LoSA: Locality Aware Sparse Attention for Block-Wise Diffusion Language Models
New sparse attention method solves KV inflation, achieving 4.14x speedup on GPUs while improving accuracy.
A research team from UC Berkeley, KAIST, and other institutions has introduced LoSA (Locality Aware Sparse Attention), a novel method designed to accelerate block-wise diffusion language models (DLMs). Unlike traditional autoregressive models that generate tokens sequentially, DLMs can produce multiple tokens in any order, offering parallel generation capabilities. However, they've been bottlenecked by memory-bound attention in long-context scenarios, where naive sparse attention fails due to KV inflation—different queries selecting different prefix positions, making the union of accessed key-value pages prohibitively large.
LoSA addresses this fundamental limitation through a key insight: between consecutive denoising steps, only a small fraction of "active" tokens exhibit significant hidden-state changes, while the majority of "stable" tokens remain nearly constant. The system intelligently reuses cached prefix-attention results for stable tokens and applies sparse attention only to active tokens. This dramatically shrinks the number of KV indices that must be loaded, reducing computational overhead while maintaining model quality.
Across multiple block-wise DLM architectures and benchmarks, LoSA demonstrates remarkable performance gains. It preserves near-dense model accuracy while achieving substantial efficiency improvements, including up to +9 points in average accuracy at aggressive sparsity levels while maintaining 1.54x lower attention density. On hardware like RTX A6000 GPUs, this translates to practical speedups of up to 4.14x for attention operations.

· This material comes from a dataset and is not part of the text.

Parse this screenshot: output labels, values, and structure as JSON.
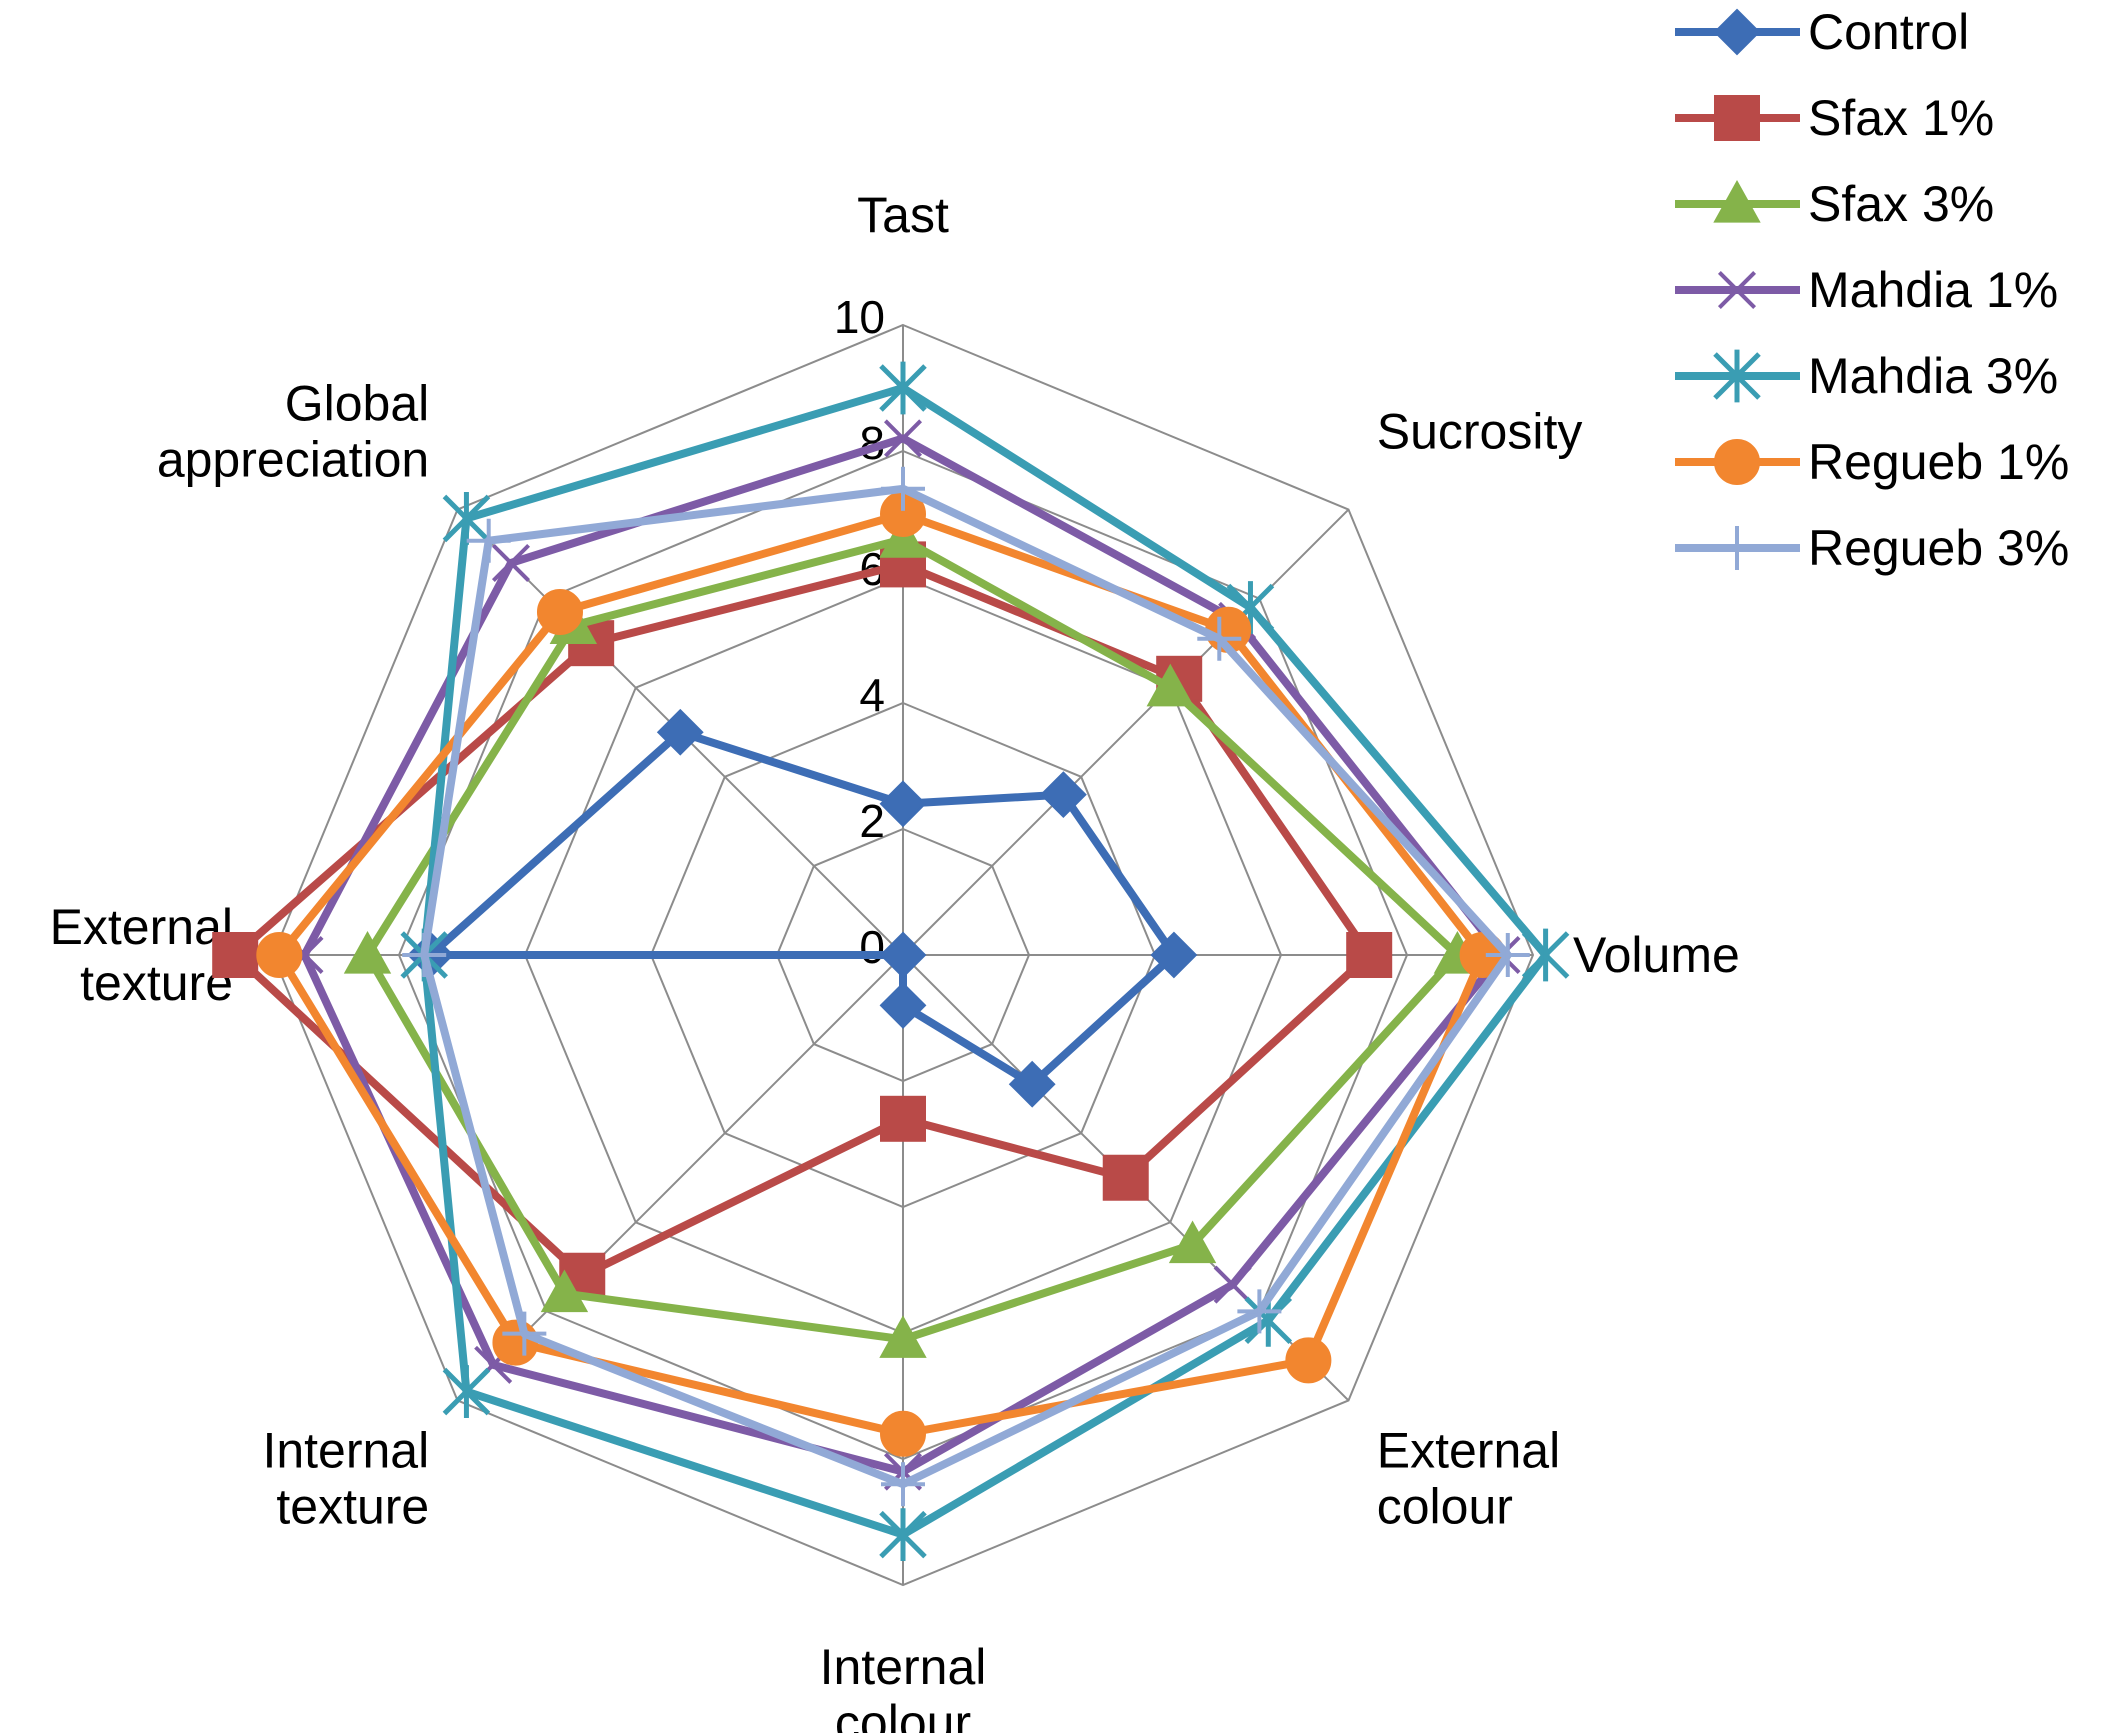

The breakthrough represents a significant step toward making diffusion-based language models more practical for real-world applications. By solving the KV inflation problem that plagued previous sparse attention approaches for DLMs, LoSA enables faster parallel text generation without sacrificing quality, potentially making these non-autoregressive models competitive with traditional sequential generators in both speed and accuracy.
- Solves KV inflation problem in diffusion language models by reusing cached attention for stable tokens
- Achieves up to 4.14x attention speedup on RTX A6000 GPUs with practical hardware implementation
- Improves accuracy by +9 points at aggressive sparsity levels while maintaining 1.54x lower attention density
Why It Matters
Enables faster parallel text generation without quality loss, making diffusion language models practical for real applications.